Our lab is at the forefront of the development of new approaches for single cell Hi-C, single cell DNA methylation analysis and single cell RNA-seq. These methods open up numerous opportunities for  characterizing the dynamics of gene regulation and epigenetic programming/reprogramming. For example we can study heterogeneous cell populations precisely since we are not averaging molecular behaviors across different cell types, and we can model cellular proliferation and differentiation and map precisely each individual cell to its correct state within a spectrum of molecular behaviors.

Single cell genomics experiments are performed in our lab or in collaboration with others generate remarkably rich and complex datasets, and we develop and implement powerful algorithms to facilitate their in-depth analysis.

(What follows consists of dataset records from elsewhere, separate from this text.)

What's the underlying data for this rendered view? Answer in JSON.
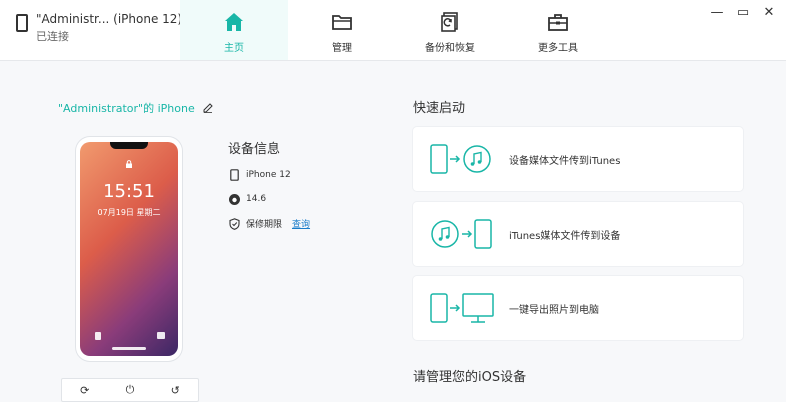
{
  "device_chip": {
    "name": "\"Administr... (iPhone 12)",
    "status": "已连接"
  },
  "nav": {
    "tabs": [
      {
        "label": "主页",
        "icon": "home-icon"
      },
      {
        "label": "管理",
        "icon": "folder-icon"
      },
      {
        "label": "备份和恢复",
        "icon": "backup-icon"
      },
      {
        "label": "更多工具",
        "icon": "toolbox-icon"
      }
    ]
  },
  "window": {
    "minimize": "—",
    "restore": "▭",
    "close": "✕"
  },
  "device": {
    "title": "\"Administrator\"的 iPhone",
    "lock_time": "15:51",
    "lock_date": "07月19日 星期二"
  },
  "device_info": {
    "heading": "设备信息",
    "model": "iPhone 12",
    "ios_version": "14.6",
    "warranty_label": "保修期限",
    "warranty_link": "查询"
  },
  "quick_start": {
    "heading": "快速启动",
    "items": [
      {
        "label": "设备媒体文件传到iTunes"
      },
      {
        "label": "iTunes媒体文件传到设备"
      },
      {
        "label": "一键导出照片到电脑"
      }
    ]
  },
  "manage": {
    "heading": "请管理您的iOS设备"
  },
  "colors": {
    "accent": "#19b6a7",
    "link": "#1a7cc9"
  }
}
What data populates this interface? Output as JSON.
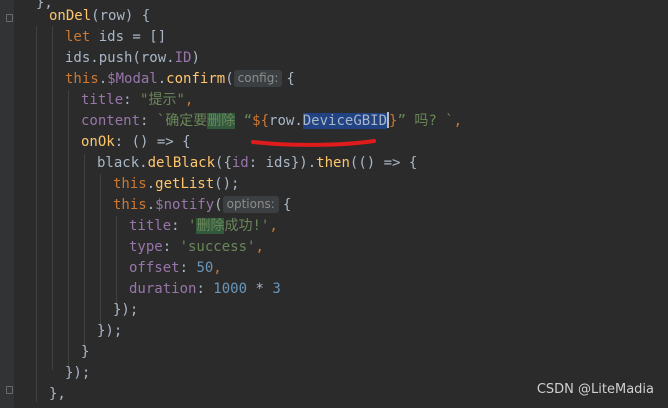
{
  "editor": {
    "lines": {
      "l0": {
        "a": "},"
      },
      "l1": {
        "a": "onDel",
        "b": "(row) {"
      },
      "l2": {
        "a": "let ",
        "b": "ids = []"
      },
      "l3": {
        "a": "ids.push(row.",
        "b": "ID",
        ")": ")"
      },
      "l4": {
        "a": "this",
        "b": ".",
        "c": "$Modal",
        "d": ".",
        "e": "confirm",
        "f": "(",
        "hint": "config:",
        "g": "{"
      },
      "l5": {
        "a": "title",
        "b": ": ",
        "c": "\"提示\"",
        ",": ","
      },
      "l6": {
        "a": "content",
        "b": ": ",
        "c": "`确定要",
        "d": "删除",
        " e": " “",
        "f": "${",
        "g": "row.",
        "h": "DeviceGBID",
        "i": "}",
        "j": "” 吗? `",
        ",": ","
      },
      "l7": {
        "a": "onOk",
        "b": ": () => {"
      },
      "l8": {
        "a": "black.",
        "b": "delBlack",
        "c": "({",
        "d": "id",
        "e": ": ids}).",
        "f": "then",
        "g": "(() => {"
      },
      "l9": {
        "a": "this",
        "b": ".",
        "c": "getList",
        "d": "();"
      },
      "l10": {
        "a": "this",
        "b": ".",
        "c": "$notify",
        "d": "(",
        "hint": "options:",
        "e": "{"
      },
      "l11": {
        "a": "title",
        "b": ": ",
        "c": "'",
        "d": "删除",
        "e": "成功!'",
        ",": ","
      },
      "l12": {
        "a": "type",
        "b": ": ",
        "c": "'success'",
        ",": ","
      },
      "l13": {
        "a": "offset",
        "b": ": ",
        "c": "50",
        ",": ","
      },
      "l14": {
        "a": "duration",
        "b": ": ",
        "c": "1000",
        " d": " * ",
        "e": "3"
      },
      "l15": {
        "a": "});"
      },
      "l16": {
        "a": "});"
      },
      "l17": {
        "a": "}"
      },
      "l18": {
        "a": "});"
      },
      "l19": {
        "a": "},"
      }
    }
  },
  "watermark": "CSDN @LiteMadia",
  "colors": {
    "background": "#2b2b2b",
    "keyword": "#cc7832",
    "function": "#ffc66d",
    "property": "#9876aa",
    "string": "#6a8759",
    "number": "#6897bb",
    "selection": "#214283",
    "annotation": "#e01b1b"
  }
}
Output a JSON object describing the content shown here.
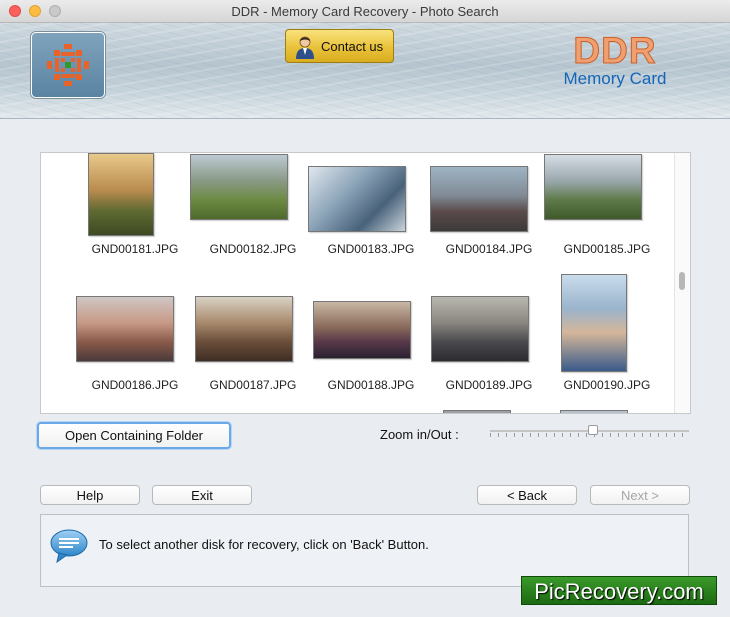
{
  "window": {
    "title": "DDR - Memory Card Recovery - Photo Search"
  },
  "header": {
    "contact_label": "Contact us",
    "brand_name": "DDR",
    "brand_product": "Memory Card"
  },
  "gallery": {
    "items": [
      {
        "filename": "GND00181.JPG",
        "thumb_color": "#8f8a5a"
      },
      {
        "filename": "GND00182.JPG",
        "thumb_color": "#6f8f56"
      },
      {
        "filename": "GND00183.JPG",
        "thumb_color": "#7e95a8"
      },
      {
        "filename": "GND00184.JPG",
        "thumb_color": "#6e7c8c"
      },
      {
        "filename": "GND00185.JPG",
        "thumb_color": "#6e8b5c"
      },
      {
        "filename": "GND00186.JPG",
        "thumb_color": "#b79586"
      },
      {
        "filename": "GND00187.JPG",
        "thumb_color": "#9b7c60"
      },
      {
        "filename": "GND00188.JPG",
        "thumb_color": "#7a6a6e"
      },
      {
        "filename": "GND00189.JPG",
        "thumb_color": "#6d6a68"
      },
      {
        "filename": "GND00190.JPG",
        "thumb_color": "#8aa0b4"
      }
    ]
  },
  "buttons": {
    "open_folder": "Open Containing Folder",
    "help": "Help",
    "exit": "Exit",
    "back": "< Back",
    "next": "Next >"
  },
  "zoom": {
    "label": "Zoom in/Out :",
    "level": 0.52
  },
  "info": {
    "message": "To select another disk for recovery, click on 'Back' Button."
  },
  "watermark": "PicRecovery.com"
}
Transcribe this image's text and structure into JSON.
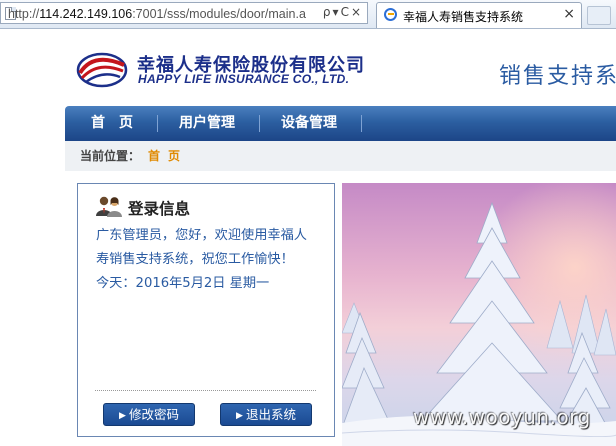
{
  "browser": {
    "url_prefix": "http://",
    "url_host": "114.242.149.106",
    "url_rest": ":7001/sss/modules/door/main.a",
    "tab_title": "幸福人寿销售支持系统",
    "tab_close": "×",
    "address_controls": "ρ▾C×"
  },
  "header": {
    "company_cn": "幸福人寿保险股份有限公司",
    "company_en": "HAPPY LIFE INSURANCE CO., LTD.",
    "system_title": "销售支持系"
  },
  "nav": {
    "items": [
      "首　页",
      "用户管理",
      "设备管理"
    ]
  },
  "breadcrumb": {
    "label": "当前位置：",
    "current": "首页"
  },
  "login_panel": {
    "title": "登录信息",
    "welcome_line1": "广东管理员，您好，欢迎使用幸福人",
    "welcome_line2": "寿销售支持系统，祝您工作愉快！",
    "date_line": "今天：2016年5月2日 星期一",
    "btn_change_password": "修改密码",
    "btn_logout": "退出系统",
    "btn_arrow": "▶"
  },
  "watermark": "www.wooyun.org",
  "colors": {
    "nav_blue": "#2c5fa1",
    "brand_navy": "#1c2f8a",
    "text_blue": "#2a5ba2",
    "crumb_orange": "#e08a00"
  }
}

We also develop approaches to model the evolution of genome regulation and cell types, using comparative single cell transcriptomics and comparative epigenomics.

Modern approaches to electronic health record analysis

We use our tools and expertise in data sciences to develop new models and algorithms for understanding medical states and medical histories from patients records. We are using a unique large scale data cohort covering millions of patients and nearly 20 years of history. Our approach is specifically geared toward integration of existing data with new genomic and post-genomic (including single cell genomics) assays for molecular profiling of disease samples. This rapidly evolving field is combining data analysis, machine learning and interdisciplinary research at the interface between medicine, computer science and biology.